I checked the 15 clients I did set up with Oracle Linux 8 and Rocky Linux 8 in the last 2 years with fresh installations and they have all unique id hashs. This are currently 100% of the affected nfs clients.
Benjamin Coddington claims a very similar problem was fixed on 2024-03-04 with a patch titled “NFSv4: fairly test all delegations on a SEQ4_ revocation”. This patch found it’s way to Oracle Linux 9 kernel-5.14.0-427.13.1.el9_4 via RHEL-7976 and to Oracle Linux 8 kernel-4.18.0-552.3.1.el8_10 via RHEL-34912. So in Rocky Linux it should be in kernel-4.18.0-553.el8_10.x86_64.rpm from 24-May-2024, but I don’t know where to find confirmation.
The problem yesterday occured on an Oracle Linux 8 nfs client with kernel 4.18.0-553.22.1.el8_10.x86_64 and today on an Rocky Linux 8 client with kernel 4.18.0-553.16.1.el8_10.x86_64.
After reading the the bug report more carefully, next time I will look for the test_stateid value of nfsstat -c -4 -n.
Crude attempt to check if commit is in Rocky X.y
Can’t make sense of it, but one of the changes is
a/include/linux/nfs_fs_sb.h
I look on Rocky 9.4, and I see (line 237)

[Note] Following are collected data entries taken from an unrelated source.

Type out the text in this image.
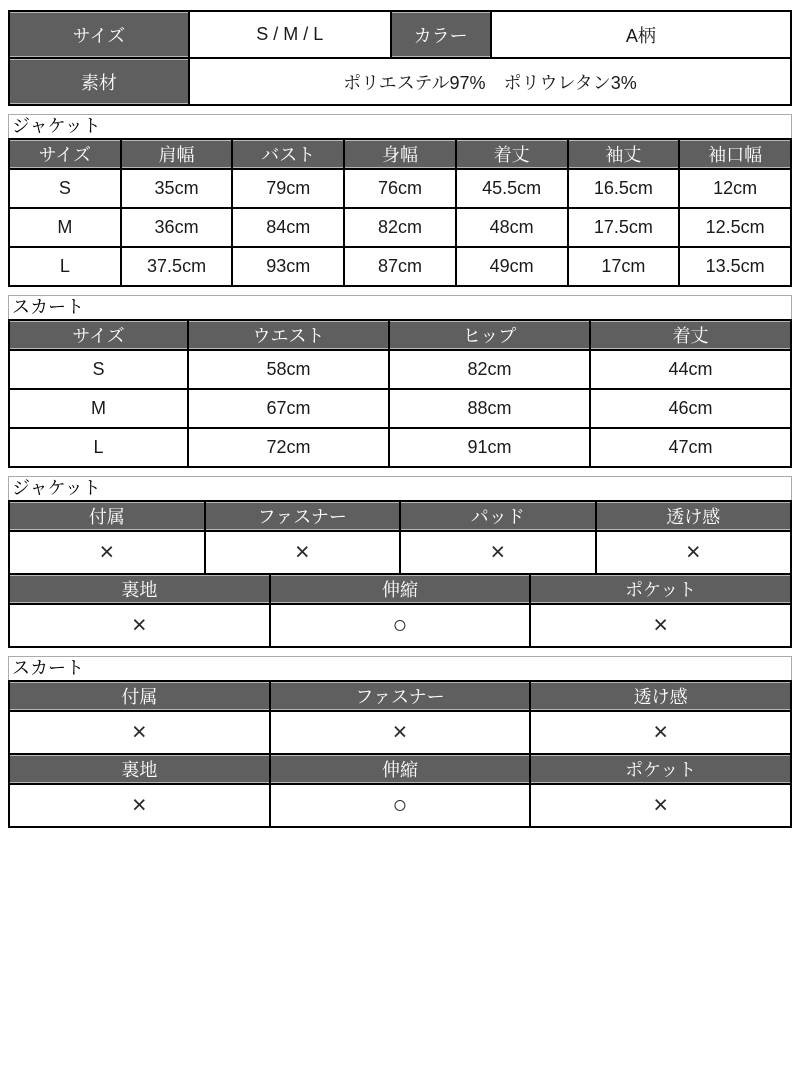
サイズ	S / M / L	カラー	A柄
素材	ポリエステル97%　ポリウレタン3%		
ジャケット
サイズ	肩幅	バスト	身幅	着丈	袖丈	袖口幅
S	35cm	79cm	76cm	45.5cm	16.5cm	12cm
M	36cm	84cm	82cm	48cm	17.5cm	12.5cm
L	37.5cm	93cm	87cm	49cm	17cm	13.5cm
スカート
サイズ	ウエスト	ヒップ	着丈
S	58cm	82cm	44cm
M	67cm	88cm	46cm
L	72cm	91cm	47cm
ジャケット
付属	ファスナー	パッド	透け感
×	×	×	×
裏地	伸縮	ポケット
×	○	×
スカート
付属	ファスナー	透け感
×	×	×
裏地	伸縮	ポケット
×	○	×
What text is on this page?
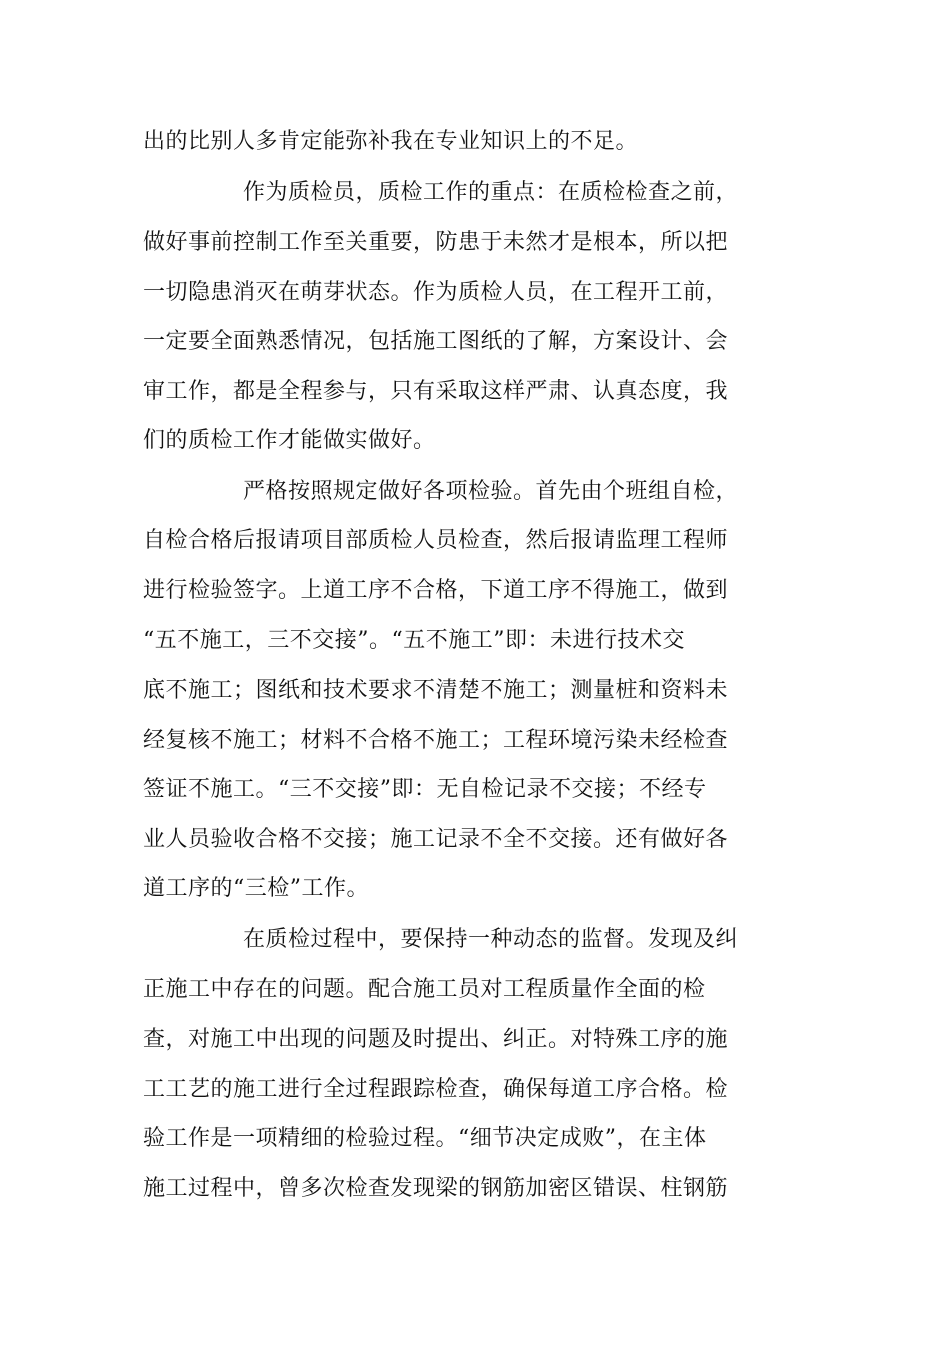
出的比别人多肯定能弥补我在专业知识上的不足。
作为质检员，质检工作的重点：在质检检查之前，
做好事前控制工作至关重要，防患于未然才是根本，所以把
一切隐患消灭在萌芽状态。作为质检人员，在工程开工前，
一定要全面熟悉情况，包括施工图纸的了解，方案设计、会
审工作，都是全程参与，只有采取这样严肃、认真态度，我
们的质检工作才能做实做好。
严格按照规定做好各项检验。首先由个班组自检，
自检合格后报请项目部质检人员检查，然后报请监理工程师
进行检验签字。上道工序不合格，下道工序不得施工，做到
“五不施工，三不交接”。“五不施工”即：未进行技术交
底不施工；图纸和技术要求不清楚不施工；测量桩和资料未
经复核不施工；材料不合格不施工；工程环境污染未经检查
签证不施工。“三不交接”即：无自检记录不交接；不经专
业人员验收合格不交接；施工记录不全不交接。还有做好各
道工序的“三检”工作。
在质检过程中，要保持一种动态的监督。发现及纠
正施工中存在的问题。配合施工员对工程质量作全面的检
查，对施工中出现的问题及时提出、纠正。对特殊工序的施
工工艺的施工进行全过程跟踪检查，确保每道工序合格。检
验工作是一项精细的检验过程。“细节决定成败”，在主体
施工过程中，曾多次检查发现梁的钢筋加密区错误、柱钢筋
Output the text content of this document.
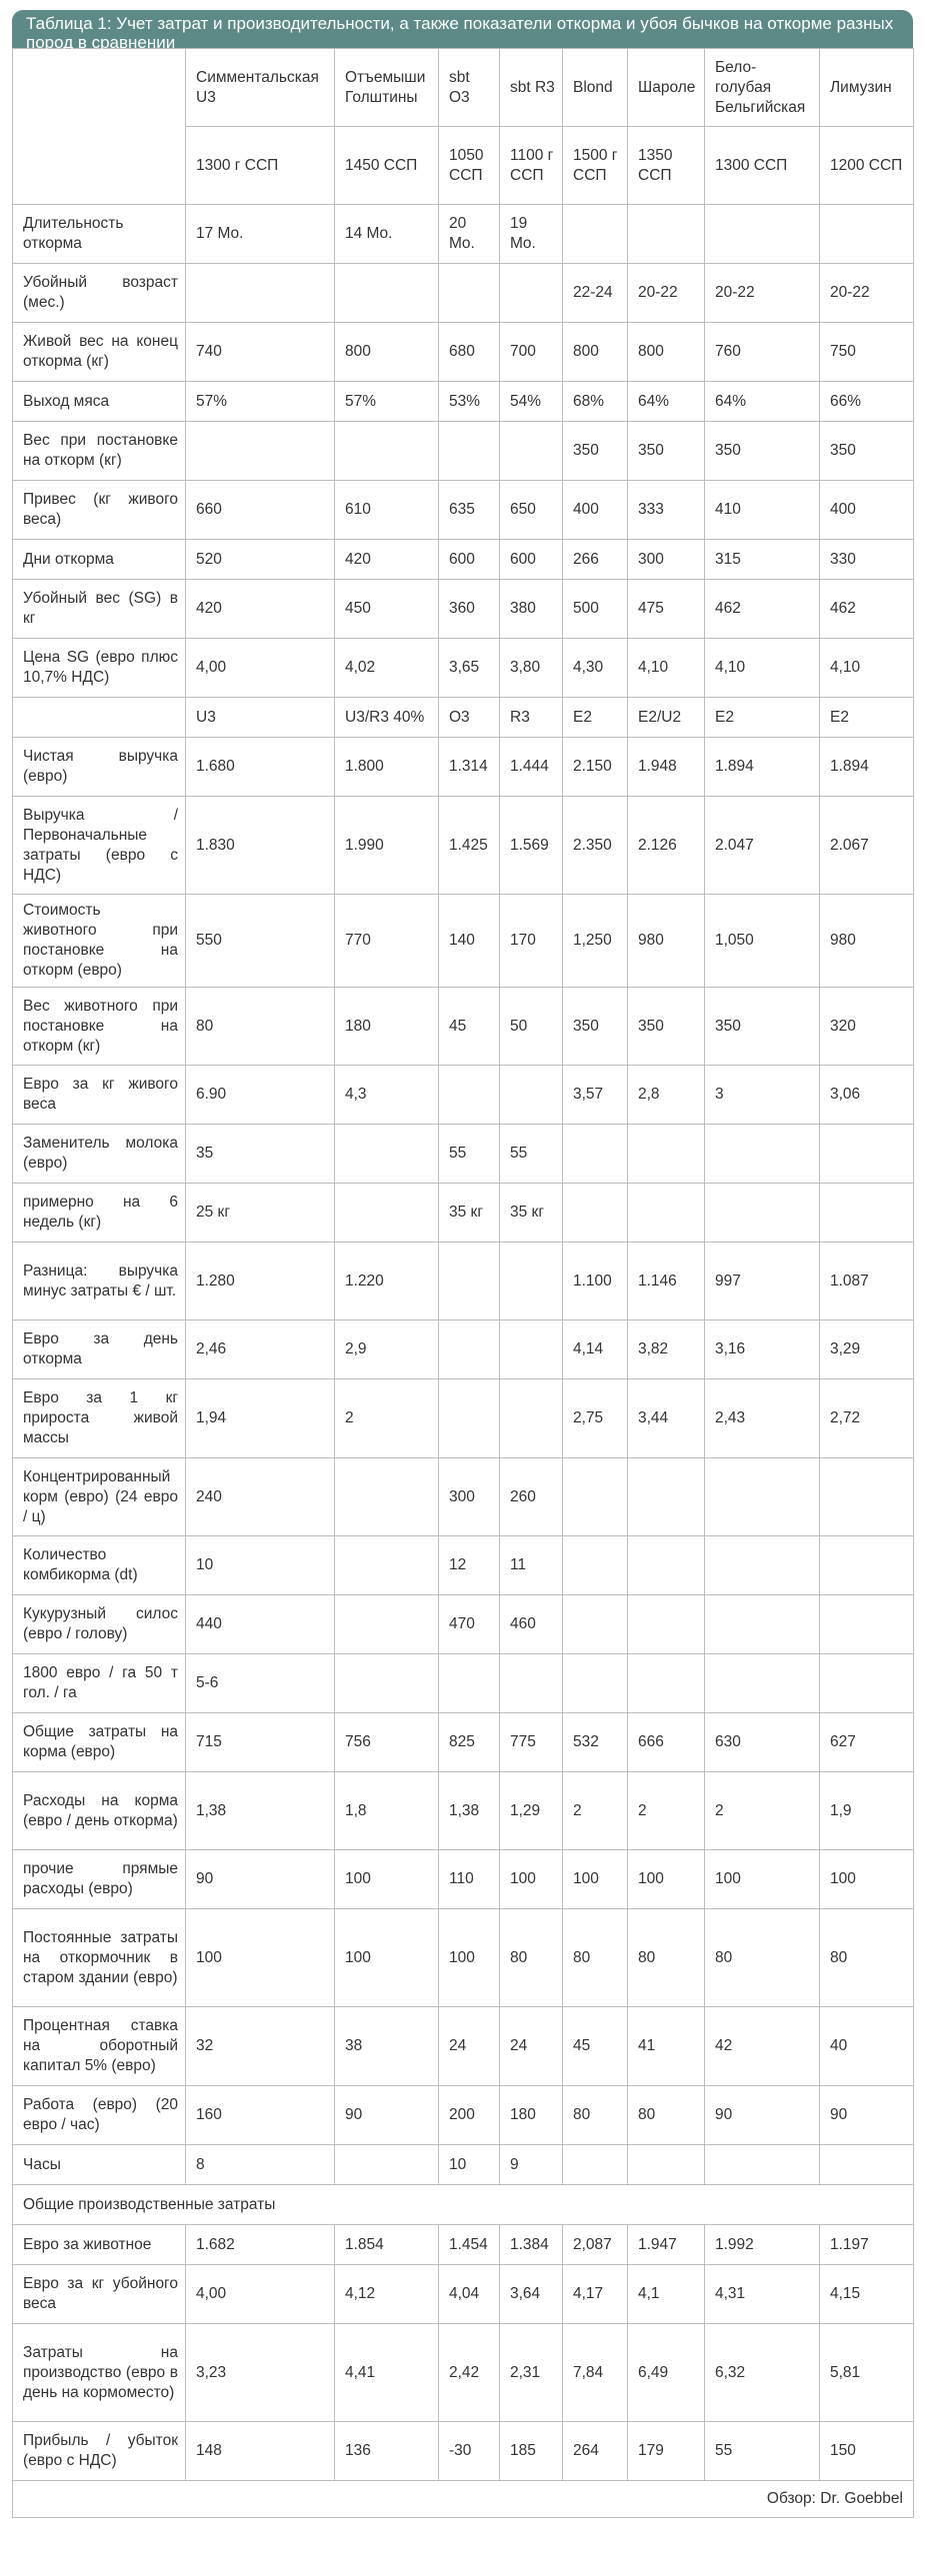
Таблица 1: Учет затрат и производительности, а также показатели откорма и убоя бычков на откорме разных пород в сравнении
	Симментальская U3	Отъемыши Голштины	sbt O3	sbt R3	Blond	Шароле	Бело-голубая Бельгийская	Лимузин
	1300 г ССП	1450 ССП	1050 ССП	1100 г ССП	1500 г ССП	1350 ССП	1300 ССП	1200 ССП
Длительность откорма	17 Mo.	14 Mo.	20 Mo.	19 Mo.				
Убойный возраст (мес.)					22-24	20-22	20-22	20-22
Живой вес на конец откорма (кг)	740	800	680	700	800	800	760	750
Выход мяса	57%	57%	53%	54%	68%	64%	64%	66%
Вес при постановке на откорм (кг)					350	350	350	350
Привес (кг живого веса)	660	610	635	650	400	333	410	400
Дни откорма	520	420	600	600	266	300	315	330
Убойный вес (SG) в кг	420	450	360	380	500	475	462	462
Цена SG (евро плюс 10,7% НДС)	4,00	4,02	3,65	3,80	4,30	4,10	4,10	4,10
	U3	U3/R3 40%	O3	R3	E2	E2/U2	E2	E2
Чистая выручка (евро)	1.680	1.800	1.314	1.444	2.150	1.948	1.894	1.894
Выручка / Первоначальные затраты (евро с НДС)	1.830	1.990	1.425	1.569	2.350	2.126	2.047	2.067
Стоимость животного при постановке на откорм (евро)	550	770	140	170	1,250	980	1,050	980
Вес животного при постановке на откорм (кг)	80	180	45	50	350	350	350	320
Евро за кг живого веса	6.90	4,3			3,57	2,8	3	3,06
Заменитель молока (евро)	35		55	55				
примерно на 6 недель (кг)	25 кг		35 кг	35 кг				
Разница: выручка минус затраты € / шт.	1.280	1.220			1.100	1.146	997	1.087
Евро за день откорма	2,46	2,9			4,14	3,82	3,16	3,29
Евро за 1 кг прироста живой массы	1,94	2			2,75	3,44	2,43	2,72
Концентрированный корм (евро) (24 евро / ц)	240		300	260				
Количество комбикорма (dt)	10		12	11				
Кукурузный силос (евро / голову)	440		470	460				
1800 евро / га 50 т гол. / га	5-6							
Общие затраты на корма (евро)	715	756	825	775	532	666	630	627
Расходы на корма (евро / день откорма)	1,38	1,8	1,38	1,29	2	2	2	1,9
прочие прямые расходы (евро)	90	100	110	100	100	100	100	100
Постоянные затраты на откормочник в старом здании (евро)	100	100	100	80	80	80	80	80
Процентная ставка на оборотный капитал 5% (евро)	32	38	24	24	45	41	42	40
Работа (евро) (20 евро / час)	160	90	200	180	80	80	90	90
Часы	8		10	9				
Общие производственные затраты								
Евро за животное	1.682	1.854	1.454	1.384	2,087	1.947	1.992	1.197
Евро за кг убойного веса	4,00	4,12	4,04	3,64	4,17	4,1	4,31	4,15
Затраты на производство (евро в день на кормоместо)	3,23	4,41	2,42	2,31	7,84	6,49	6,32	5,81
Прибыль / убыток (евро с НДС)	148	136	-30	185	264	179	55	150
Обзор: Dr. Goebbel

/usr/src/kernels/5.14.0-427.16.1.el9_4.x86_64/include/linux/nfs_fs_sb.h
struct list_head ss_copies;
unsigned long delegation_gen;
unsigned long mig_gen;
I look in Rocky 8.9 and I see
struct list_head ss_copies;
unsigned long mig_gen;
The delegation thing is missing??
I finally found the Rocky Linux kernel sources and the ones for old versions, i.E. 8.9.
To see if the path is applied you have to:
- download the kernel sources rpm, i.e. kernel-4.18.0-553.22.1.el8_10.src.rpm
- extract the tar.gz kernel file from the rpm i.e. linux-4.18.0-553.22.1.el8_10.tar.gz
- extract the 3 patched files from the tar.gz. archive:
- /fs/nfs/delegation.c
- /fs/nfs/delegation.h
- /include/linux/nfs_fs_sb.h
- compare the lines of the patch with those in the 3 files.
The result is: the patch is not in kernel-4.18.0-553.el8_10, but in all kernels afterwards. So the clients should not be affected at all, but they are. Maybe the patch did not fix all of the problem.
A quick search on the nfs clients which are used servers with a nfsstat -c -4 -n -l | grep test_stateid resulted in 20 clients showing 0-10, 2 with ~70, 2 with ~5000, and then 1 with ~15.000, ~60.000, ~170.000 and 1 with ~300.000.000. So far people only complained about the last one being unresponsive.
So I think you’re saying you have a later version of kernel 8.10 on your clients, but they are still affected? Was there anything in the later 8.10 kernel changlog saying this patch had been included?
I can’t see the server details in the original post, is it also running latest 8.10?